Hoezeer de enthousiaste Kawasaki Benelux-afgevaardigden in de Spaanse pitbox het idee achter de ZX-4RR ook proberen uit te leggen, een echt verklaarbare reden anders dan ‘pure liefhebberij’ kan ik eigenlijk niet bedenken. Ook bij Kawasaki weten ze op voorhand echt wel dat ze van een hoogtoerige 399cc viercilinder van net geen 10.000 euro geen immense aantallen gaan verkopen. Dat is aan de Versys 650’s en Z900’s van deze wereld.

Kawasaki Ninja ZX-4RR

Dat gezegd zijnde, misschien moeten we ons niet zo het hoofd breken over de waarom-vraag want op papier heeft de Ninja ZX-4RR heel wat in z’n mars. Zo is de ZX-4RR uitgerust met een compleet nieuw ontwikkelde 399cc viercilinder met 77 pk (80 pk met Ram-Air, aldus Kawa), dat is alvast een dikke 15 pk meer dan de ZXR400 destijds. Rode lijn? 15.000 tpm. Koppel? 39 Nm bij 13.000 tpm. Dan weet je wel wat voor vlees je in de kuip hebt: rechterhand en linkervoet zijn overduidelijk niet naar Spanje gekomen om in de zon te liggen.

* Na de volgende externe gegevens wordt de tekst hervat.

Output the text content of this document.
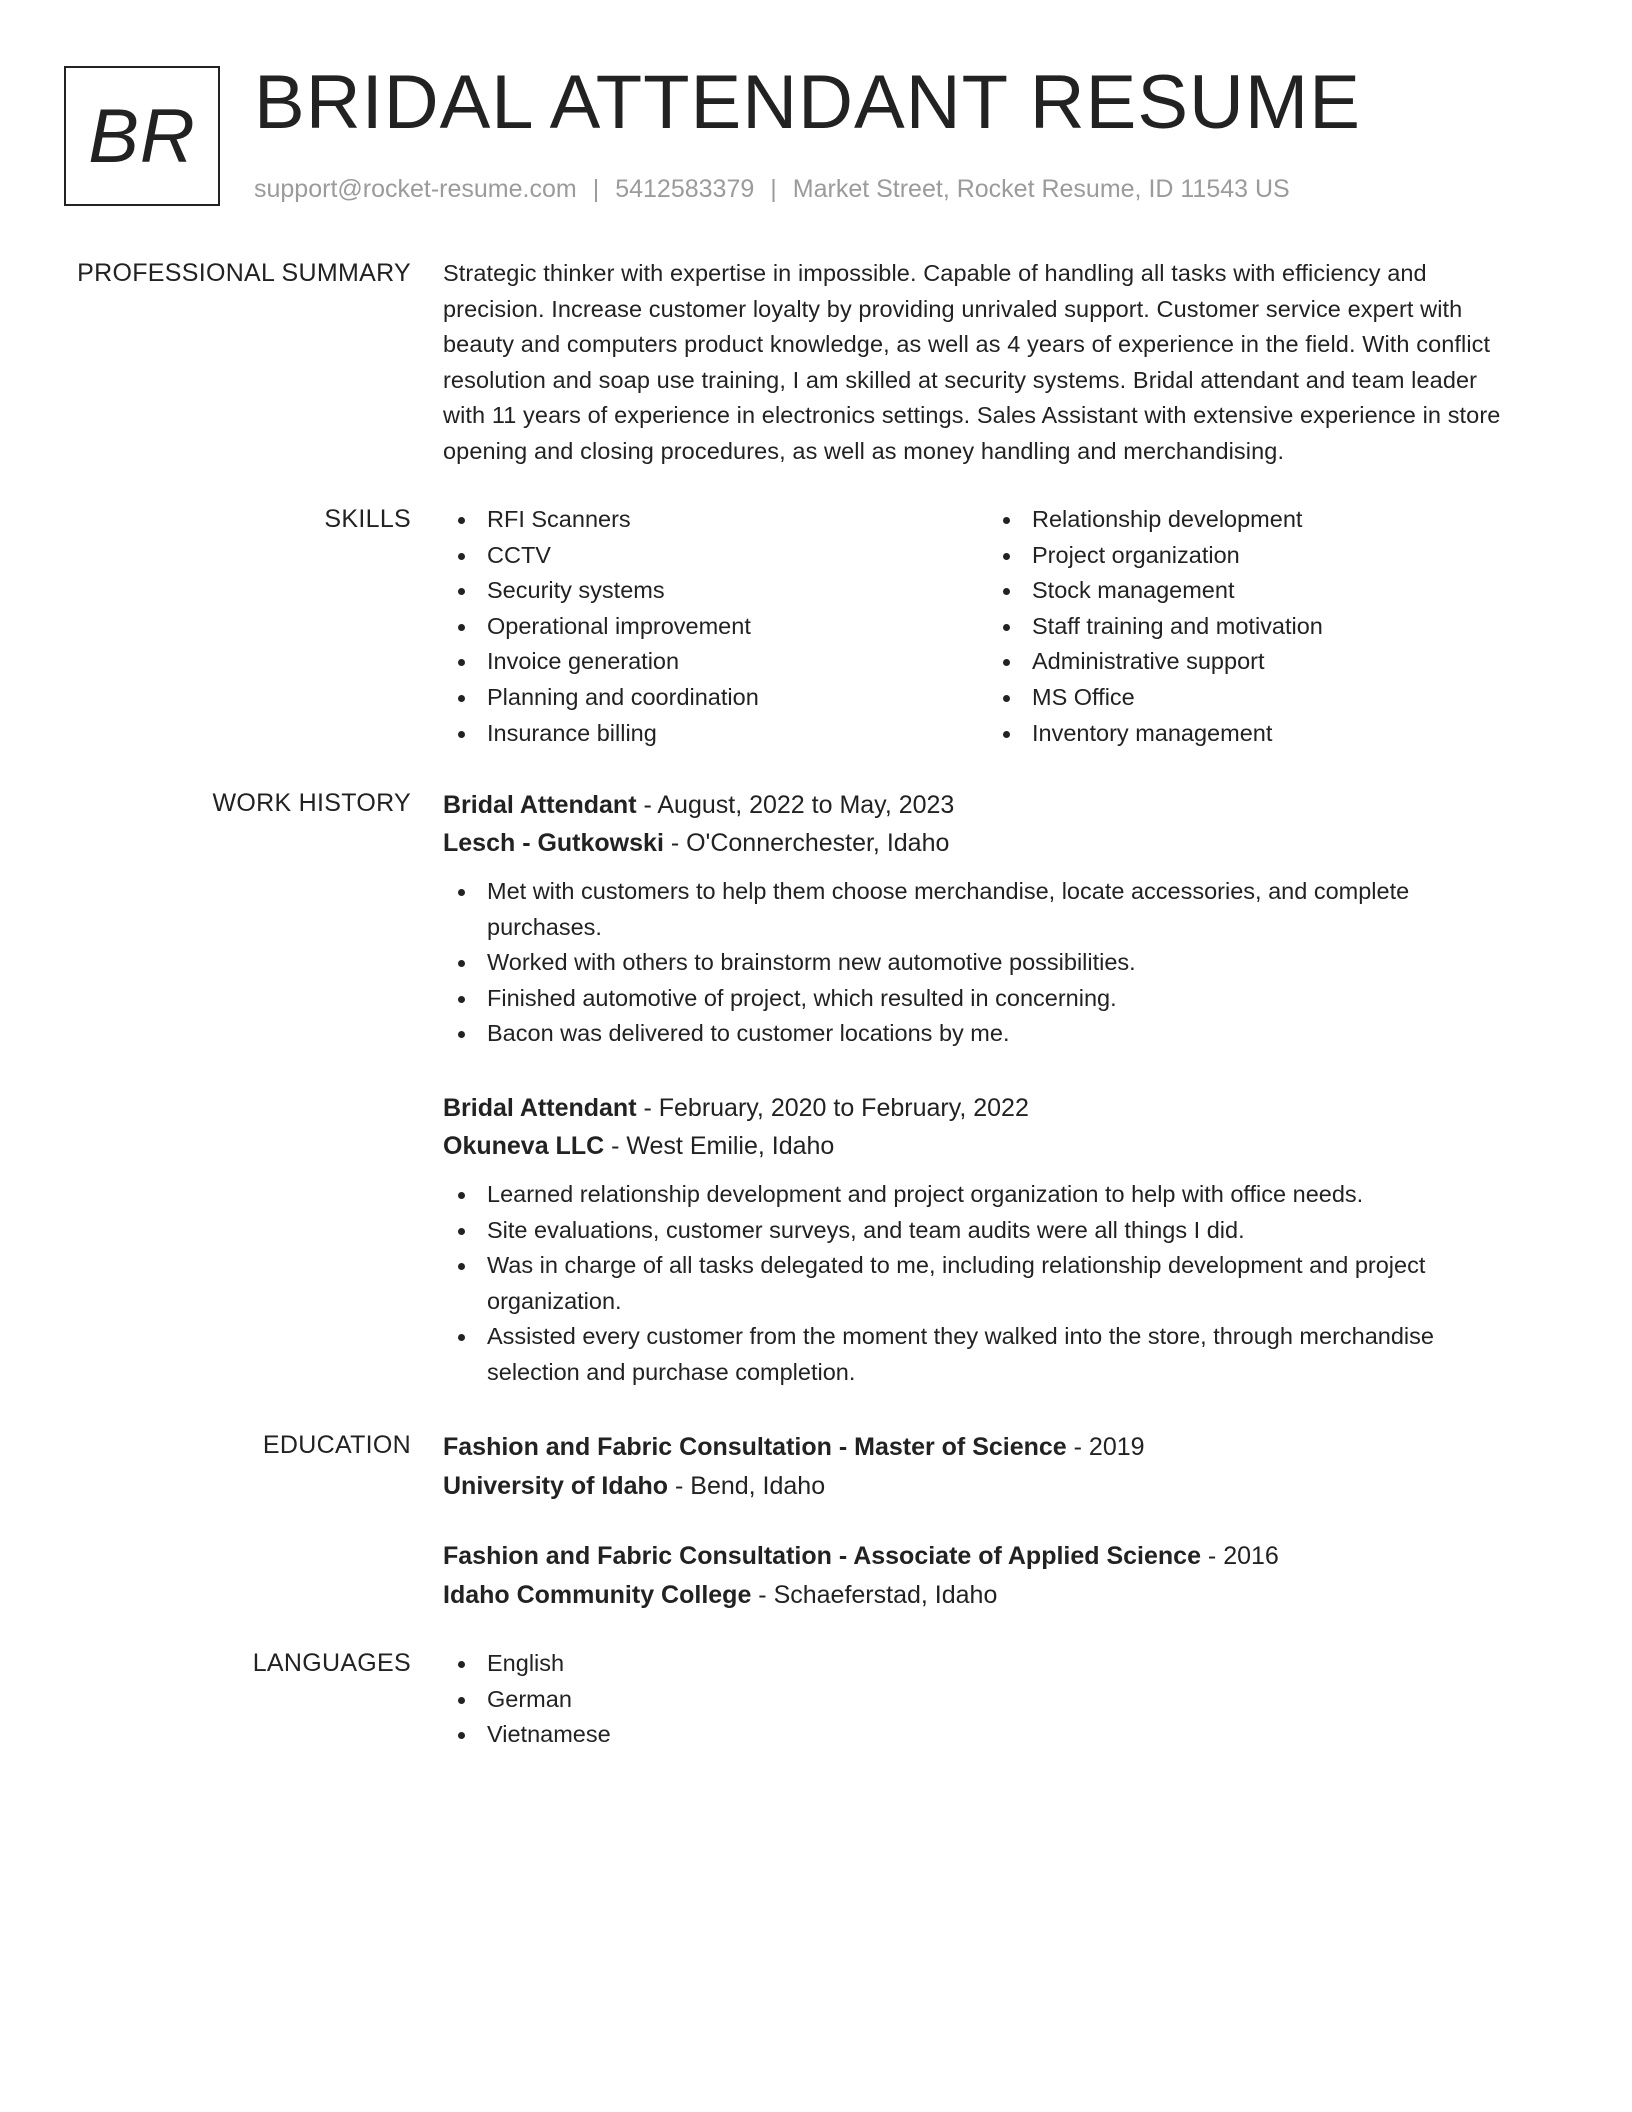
BR BRIDAL ATTENDANT RESUME
support@rocket-resume.com | 5412583379 | Market Street, Rocket Resume, ID 11543 US
PROFESSIONAL SUMMARY Strategic thinker with expertise in impossible. Capable of handling all tasks with efficiency and
precision. Increase customer loyalty by providing unrivaled support. Customer service expert with
beauty and computers product knowledge, as well as 4 years of experience in the field. With conflict
resolution and soap use training, I am skilled at security systems. Bridal attendant and team leader
with 11 years of experience in electronics settings. Sales Assistant with extensive experience in store
opening and closing procedures, as well as money handling and merchandising.

SKILLS	RFI Scanners
CCTV
Security systems
Operational improvement
Invoice generation
Planning and coordination
Insurance billing
Relationship development
Project organization
Stock management
Staff training and motivation
Administrative support
MS Office
Inventory management
WORK HISTORY Bridal Attendant - August, 2022 to May, 2023
Lesch - Gutkowski - O'Connerchester, Idaho
Met with customers to help them choose merchandise, locate accessories, and complete purchases.
Worked with others to brainstorm new automotive possibilities.
Finished automotive of project, which resulted in concerning.
Bacon was delivered to customer locations by me.
Bridal Attendant - February, 2020 to February, 2022
Okuneva LLC - West Emilie, Idaho
Learned relationship development and project organization to help with office needs.
Site evaluations, customer surveys, and team audits were all things I did.
Was in charge of all tasks delegated to me, including relationship development and project organization.
Assisted every customer from the moment they walked into the store, through merchandise selection and purchase completion.
EDUCATION Fashion and Fabric Consultation - Master of Science - 2019
University of Idaho - Bend, Idaho
Fashion and Fabric Consultation - Associate of Applied Science - 2016
Idaho Community College - Schaeferstad, Idaho
LANGUAGES	English
German
Vietnamese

Het circuit van Calafat is een technisch baantje en dat is natuurlijk geen toeval. Als ik aan boord kruip van het ranke scheurijzer valt vooral op dat de ZX-4RR voor ‘een vierhonderdje’ best hoog is (zithoogte 800 mm), maar verder ergonomisch niet zo extreem aanvoelt als je afgaand op de ‘dubbele R’ zou verwachten. Ja, de clip-ons liggen dieper dan bij de Ninja 650, maar ook weer niet ultra-sportief zoals bij de ZX-6R en ZX-10R.

Kawasaki Ninja ZX-4RR

Tel daar het vrij dikke zadel en de niet al te gekke kniehoek bij op en je kunt concluderen dat Kawasaki een compromis heeft gevonden waar je zowel op straat als op circuit keurig mee uit de voeten moet kunnen. Het is pas na het beroeren van de startknop dat je merkt dat de ZX uit een heel ander vaatje tapt dan we de laatste jaren zo gewend zijn geraakt. De vierpitter schiet heerlijk frivool uit de startblokken; geen gestamp, geen gehamer maar zijdezachte Japanse vier-in-lijnperfectie.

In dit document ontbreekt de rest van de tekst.